Tumeurs de la voie excrétrice urinaire supérieure (TVEUS)

La fréquence des mutations concernant les gènes de réparation des mésappariements chez les patients atteints de TVEUS ont été évalués en insistant sur les avantages cliniques d’un dépistage systématique (Abstract 24). Les échantillons tumoraux issus de pièces opératoires de néphrourétérectomies totales (NUT) de 151 patients ont été utilisés. Une analyse immuno-histochimique par Tissue Micro-Array a été réalisée, afin de détecter des mutations affectant ces gènes (MLH1, MSH2, MSH6 et PLS2). Dans un second temps, les résultats obtenus après analyse immuno-histochimique ont été confirmés au niveau moléculaire par hybridation in situ en fluorescence (FISH). Au total, douze patients (7,9 %) avaient des critères cliniques suspects de syndrome HNPCC et huit patients (5,3 %) ont développé, au cours du suivi (suivi médian de 42,5 mois), une tumeur pouvant entrer dans le cadre du syndrome HNPCC. Des mutations affectant les gènes de réparation des mésappariements ont été détectées chez sept patients (4,6 %) à l’analyse immuno-histochimique, et confirmées par FISH pour cinq d’entre eux. Parmi ces cinq patients, un seul avait des antécédents familiaux de cancer entrant dans le cadre d’un syndrome HNPCC. Les caractéristiques clinicopathologiques et les données de survie ne différaient pas significativement chez les patients présentant une instabilité par rapport aux autres patients. Les auteurs en ont conclu que la fréquence des mutations affectant les gènes de réparation des mésappariements chez les patients pris en charge pour une TVEUS est très faible, avec une bonne valeur prédictive de l’immuno-histochimie. Le dépistage systématique ne doit pas être recommandé dans la pratique quotidienne. Enfin, il n’y a pas de critères cliniques permettant de repérer les patients potentiellement porteurs de mutations des gènes de réparation des mésappariements.

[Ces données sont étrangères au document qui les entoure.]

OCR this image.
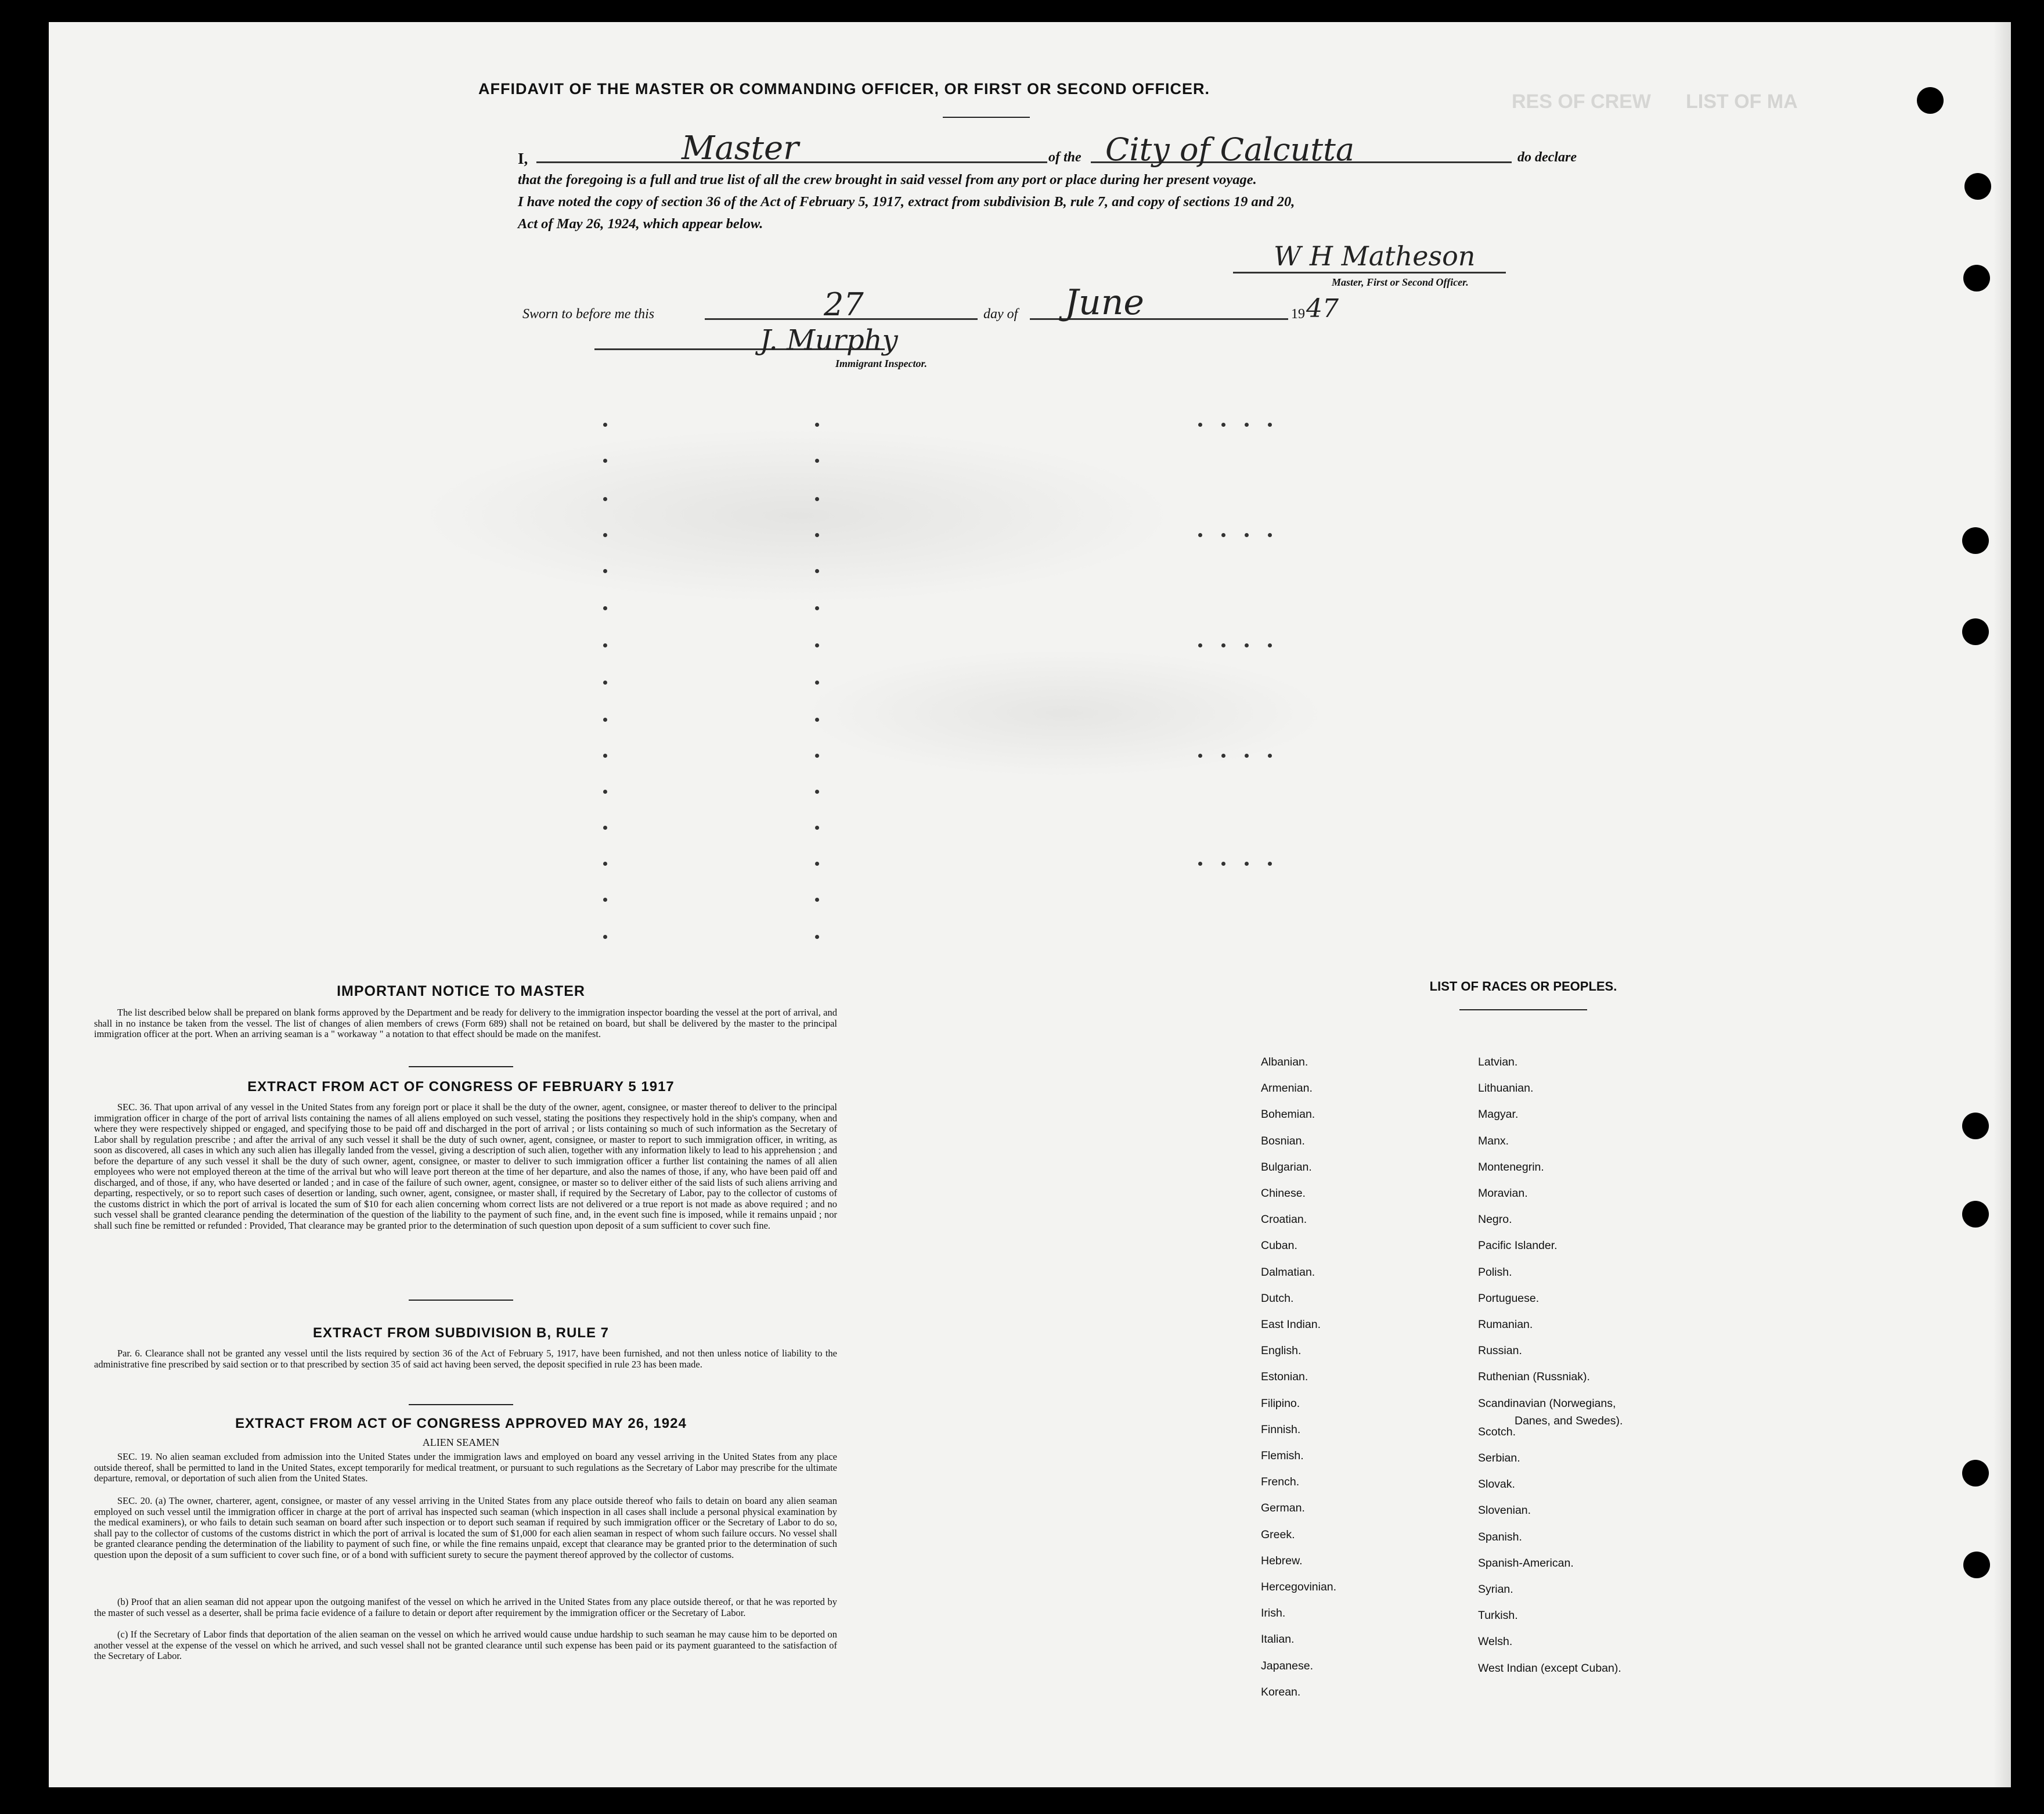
LIST OF MA
RES OF CREW
AFFIDAVIT OF THE MASTER OR COMMANDING OFFICER, OR FIRST OR SECOND OFFICER.
I,	Master	of the City of Calcutta	do declare
that the foregoing is a full and true list of all the crew brought in said vessel from any port or place during her present voyage.
I have noted the copy of section 36 of the Act of February 5, 1917, extract from subdivision B, rule 7, and copy of sections 19 and 20,
Act of May 26, 1924, which appear below.
W H Matheson
Master, First or Second Officer.
Sworn to before me this	27	day of June	19 47
J. Murphy
Immigrant Inspector.
IMPORTANT NOTICE TO MASTER
The list described below shall be prepared on blank forms approved by the Department and be ready for delivery to the immigration inspector boarding the vessel at the port of arrival, and shall in no instance be taken from the vessel. The list of changes of alien members of crews (Form 689) shall not be retained on board, but shall be delivered by the master to the principal immigration officer at the port. When an arriving seaman is a " workaway " a notation to that effect should be made on the manifest.
EXTRACT FROM ACT OF CONGRESS OF FEBRUARY 5 1917
SEC. 36. That upon arrival of any vessel in the United States from any foreign port or place it shall be the duty of the owner, agent, consignee, or master thereof to deliver to the principal immigration officer in charge of the port of arrival lists containing the names of all aliens employed on such vessel, stating the positions they respectively hold in the ship's company, when and where they were respectively shipped or engaged, and specifying those to be paid off and discharged in the port of arrival ; or lists containing so much of such information as the Secretary of Labor shall by regulation prescribe ; and after the arrival of any such vessel it shall be the duty of such owner, agent, consignee, or master to report to such immigration officer, in writing, as soon as discovered, all cases in which any such alien has illegally landed from the vessel, giving a description of such alien, together with any information likely to lead to his apprehension ; and before the departure of any such vessel it shall be the duty of such owner, agent, consignee, or master to deliver to such immigration officer a further list containing the names of all alien employees who were not employed thereon at the time of the arrival but who will leave port thereon at the time of her departure, and also the names of those, if any, who have been paid off and discharged, and of those, if any, who have deserted or landed ; and in case of the failure of such owner, agent, consignee, or master so to deliver either of the said lists of such aliens arriving and departing, respectively, or so to report such cases of desertion or landing, such owner, agent, consignee, or master shall, if required by the Secretary of Labor, pay to the collector of customs of the customs district in which the port of arrival is located the sum of $10 for each alien concerning whom correct lists are not delivered or a true report is not made as above required ; and no such vessel shall be granted clearance pending the determination of the question of the liability to the payment of such fine, and, in the event such fine is imposed, while it remains unpaid ; nor shall such fine be remitted or refunded : Provided, That clearance may be granted prior to the determination of such question upon deposit of a sum sufficient to cover such fine.
EXTRACT FROM SUBDIVISION B, RULE 7
Par. 6. Clearance shall not be granted any vessel until the lists required by section 36 of the Act of February 5, 1917, have been furnished, and not then unless notice of liability to the administrative fine prescribed by said section or to that prescribed by section 35 of said act having been served, the deposit specified in rule 23 has been made.
EXTRACT FROM ACT OF CONGRESS APPROVED MAY 26, 1924
ALIEN SEAMEN
SEC. 19. No alien seaman excluded from admission into the United States under the immigration laws and employed on board any vessel arriving in the United States from any place outside thereof, shall be permitted to land in the United States, except temporarily for medical treatment, or pursuant to such regulations as the Secretary of Labor may prescribe for the ultimate departure, removal, or deportation of such alien from the United States.
SEC. 20. (a) The owner, charterer, agent, consignee, or master of any vessel arriving in the United States from any place outside thereof who fails to detain on board any alien seaman employed on such vessel until the immigration officer in charge at the port of arrival has inspected such seaman (which inspection in all cases shall include a personal physical examination by the medical examiners), or who fails to detain such seaman on board after such inspection or to deport such seaman if required by such immigration officer or the Secretary of Labor to do so, shall pay to the collector of customs of the customs district in which the port of arrival is located the sum of $1,000 for each alien seaman in respect of whom such failure occurs. No vessel shall be granted clearance pending the determination of the liability to payment of such fine, or while the fine remains unpaid, except that clearance may be granted prior to the determination of such question upon the deposit of a sum sufficient to cover such fine, or of a bond with sufficient surety to secure the payment thereof approved by the collector of customs.
(b) Proof that an alien seaman did not appear upon the outgoing manifest of the vessel on which he arrived in the United States from any place outside thereof, or that he was reported by the master of such vessel as a deserter, shall be prima facie evidence of a failure to detain or deport after requirement by the immigration officer or the Secretary of Labor.
(c) If the Secretary of Labor finds that deportation of the alien seaman on the vessel on which he arrived would cause undue hardship to such seaman he may cause him to be deported on another vessel at the expense of the vessel on which he arrived, and such vessel shall not be granted clearance until such expense has been paid or its payment guaranteed to the satisfaction of the Secretary of Labor.
LIST OF RACES OR PEOPLES.
Albanian.
Armenian.
Bohemian.
Bosnian.
Bulgarian.
Chinese.
Croatian.
Cuban.
Dalmatian.
Dutch.
East Indian.
English.
Estonian.
Filipino.
Finnish.
Flemish.
French.
German.
Greek.
Hebrew.
Hercegovinian.
Irish.
Italian.
Japanese.
Korean.
Latvian.
Lithuanian.
Magyar.
Manx.
Montenegrin.
Moravian.
Negro.
Pacific Islander.
Polish.
Portuguese.
Rumanian.
Russian.
Ruthenian (Russniak).
Scandinavian (Norwegians,
Danes, and Swedes).
Scotch.
Serbian.
Slovak.
Slovenian.
Spanish.
Spanish-American.
Syrian.
Turkish.
Welsh.
West Indian (except Cuban).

La valeur pronostique du score American Society of Anesthesiologists (ASA) a été démontrée en onco-urologie. Une étude multicentrique française a évalué l’impact du score ASA sur la survie de patients traités par NUT pour TVEUS (Abstract 27). Au total, 554 patients ont été inclus avec un suivi médian de 26 mois (10–48 mois) et un âge médian de 69,5ans. Cent quatorze (20,6 %) patients ont été classés ASA 1, 326 (58,8 %) ASA 2 et 114 (20,6 %) ASA 3. À cinq ans, la survie sans récidive (p=0,21) et la survie sans métastase (p=0,22) n’étaient pas significativement différentes entre les patients ASA 1 (52,8 % et 76 %), ASA 2 (51,9 % et 75,3 %) et ASA 3 (44,1 % et 68,2 % respectivement). En revanche, la survie spécifique à cinq ans était quant à elle significativement différente entre les patients ASA 1, ASA 2 et ASA 3 (83,8 %, 76,9 % et 70,6 % respectivement). Le score ASA avait une valeur pronostique significative (p=0,01) sur la survie spécifique en analyses uni- et multivariées avec un risque de mortalité spécifique trois fois plus élevé à cinq ans pour les patients ASA 3 comparés à ceux classés ASA 1 (p=0,04). Le score ASA pourrait donc être inclus dans l’évaluation pronostique des patients atteints de TVEUS pour améliorer celle-ci en préopératoire. Cependant, le rationnel biologique de cet impact reste à déterminer.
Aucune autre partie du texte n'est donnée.